Future of Lanzarote Hotels Still Uncertain
The fate of some of the most popular hotels in Lanzarote still hangs in the balance. After another inconclusive meeting failed to resolve the controversy that erupted in April this year when 22 developments on the island were effectively declared illegal by the Supreme Court of the Canary Islands.
Problems first arose back in 2000, when island authorities implemented a scheme that sought to control construction on the island by setting a limit on the number of new hotels which could be built. The scheme further stipulated that any new hotel given the go ahead had to be of a four or five star standard.
However – councilors in the districts of Yaiza and Teguise – which control two out of three of the islands main holiday resorts effectively ignored this edict. By granting licenses to a number of hotels which contravened these requirements. Whilst also allocating public funds in certain instances.
As a result, eight five star hotels, ten Apart-hotels and four new developments still in the planning and construction stage have been decreed to have flouted an island wide edict designed to ensure controlled construction on Lanzarote. The first island in the word to be declared a UNESCO protected biosphere in 1994.
The central island government –in tandem with the Cesar Manrique Foundation – instigated an action against these two local councils. Which was ultimately upheld by the Supreme Court of the Canary Islands.
Creating the current situation - where 22 hotels are technically illegal, yet still open for business and trading normally. Including such well known names as the Gran Melia Volcan and the Natura Palace in Playa Blanca.
A meeting was held last week involving the the Director of the Environmental Department of the Canarian Government, Don Domingo Berriel, representatives from the affected Ayuntamientos of Teguise and Yaiza and the hoteliers association Asolan.
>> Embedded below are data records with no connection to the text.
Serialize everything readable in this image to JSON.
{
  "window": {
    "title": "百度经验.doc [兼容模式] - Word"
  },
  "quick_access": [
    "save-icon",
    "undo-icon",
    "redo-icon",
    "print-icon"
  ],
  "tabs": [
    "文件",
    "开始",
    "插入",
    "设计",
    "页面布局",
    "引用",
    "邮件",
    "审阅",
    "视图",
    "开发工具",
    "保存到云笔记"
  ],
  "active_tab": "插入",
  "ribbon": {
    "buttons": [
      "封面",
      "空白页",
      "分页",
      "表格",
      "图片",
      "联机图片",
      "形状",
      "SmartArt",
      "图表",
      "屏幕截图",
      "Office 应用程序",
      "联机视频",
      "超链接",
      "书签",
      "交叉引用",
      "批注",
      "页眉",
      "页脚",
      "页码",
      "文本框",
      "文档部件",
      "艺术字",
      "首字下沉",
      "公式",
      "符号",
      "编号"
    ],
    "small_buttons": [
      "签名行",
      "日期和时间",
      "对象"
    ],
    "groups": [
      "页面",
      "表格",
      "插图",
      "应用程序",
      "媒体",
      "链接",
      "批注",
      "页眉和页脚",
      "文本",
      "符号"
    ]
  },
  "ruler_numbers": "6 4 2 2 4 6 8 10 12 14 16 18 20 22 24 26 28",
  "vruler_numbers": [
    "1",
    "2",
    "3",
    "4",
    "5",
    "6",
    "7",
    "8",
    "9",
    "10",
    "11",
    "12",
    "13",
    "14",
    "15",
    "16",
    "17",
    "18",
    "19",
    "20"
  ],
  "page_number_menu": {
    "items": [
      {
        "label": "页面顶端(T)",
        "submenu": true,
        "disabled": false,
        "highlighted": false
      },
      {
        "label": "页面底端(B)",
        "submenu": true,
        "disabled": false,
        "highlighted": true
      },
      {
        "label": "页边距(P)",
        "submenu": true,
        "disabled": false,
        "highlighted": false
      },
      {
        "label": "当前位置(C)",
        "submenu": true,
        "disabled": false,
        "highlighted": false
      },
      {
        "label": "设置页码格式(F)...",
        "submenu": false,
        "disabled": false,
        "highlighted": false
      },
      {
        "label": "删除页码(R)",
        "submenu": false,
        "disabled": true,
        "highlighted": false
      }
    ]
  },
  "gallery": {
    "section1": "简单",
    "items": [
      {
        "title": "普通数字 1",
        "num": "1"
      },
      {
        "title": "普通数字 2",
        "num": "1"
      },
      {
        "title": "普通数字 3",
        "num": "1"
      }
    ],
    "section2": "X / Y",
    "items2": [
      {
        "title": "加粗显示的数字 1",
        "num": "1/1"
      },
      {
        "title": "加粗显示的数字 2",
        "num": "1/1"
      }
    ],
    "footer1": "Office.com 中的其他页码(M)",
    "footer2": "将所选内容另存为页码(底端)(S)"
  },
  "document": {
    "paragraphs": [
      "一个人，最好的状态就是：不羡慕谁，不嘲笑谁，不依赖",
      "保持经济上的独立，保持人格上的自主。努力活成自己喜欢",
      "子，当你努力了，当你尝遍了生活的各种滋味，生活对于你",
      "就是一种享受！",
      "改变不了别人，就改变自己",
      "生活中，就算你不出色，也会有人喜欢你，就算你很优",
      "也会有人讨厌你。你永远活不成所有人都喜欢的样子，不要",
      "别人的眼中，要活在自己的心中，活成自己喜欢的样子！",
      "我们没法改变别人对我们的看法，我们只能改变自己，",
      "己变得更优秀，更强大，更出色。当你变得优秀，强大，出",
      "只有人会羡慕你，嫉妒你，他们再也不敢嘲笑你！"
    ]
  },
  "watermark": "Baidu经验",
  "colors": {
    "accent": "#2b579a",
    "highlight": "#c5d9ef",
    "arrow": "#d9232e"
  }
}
The President of Lanzarote´s central government failed to attend though – so leaving the situation effectively unresolved.
Those in attendance could only concur that that a case by case study was necessary to explore exactly what could be done to bring the hotels in question in line with the requirements for their legalization.
Most island observers believe that the hotels will be granted an amnesty. As demolition will cost thousands of jobs locally and damage Lanzarote´s standing internationally as a popular holiday destination.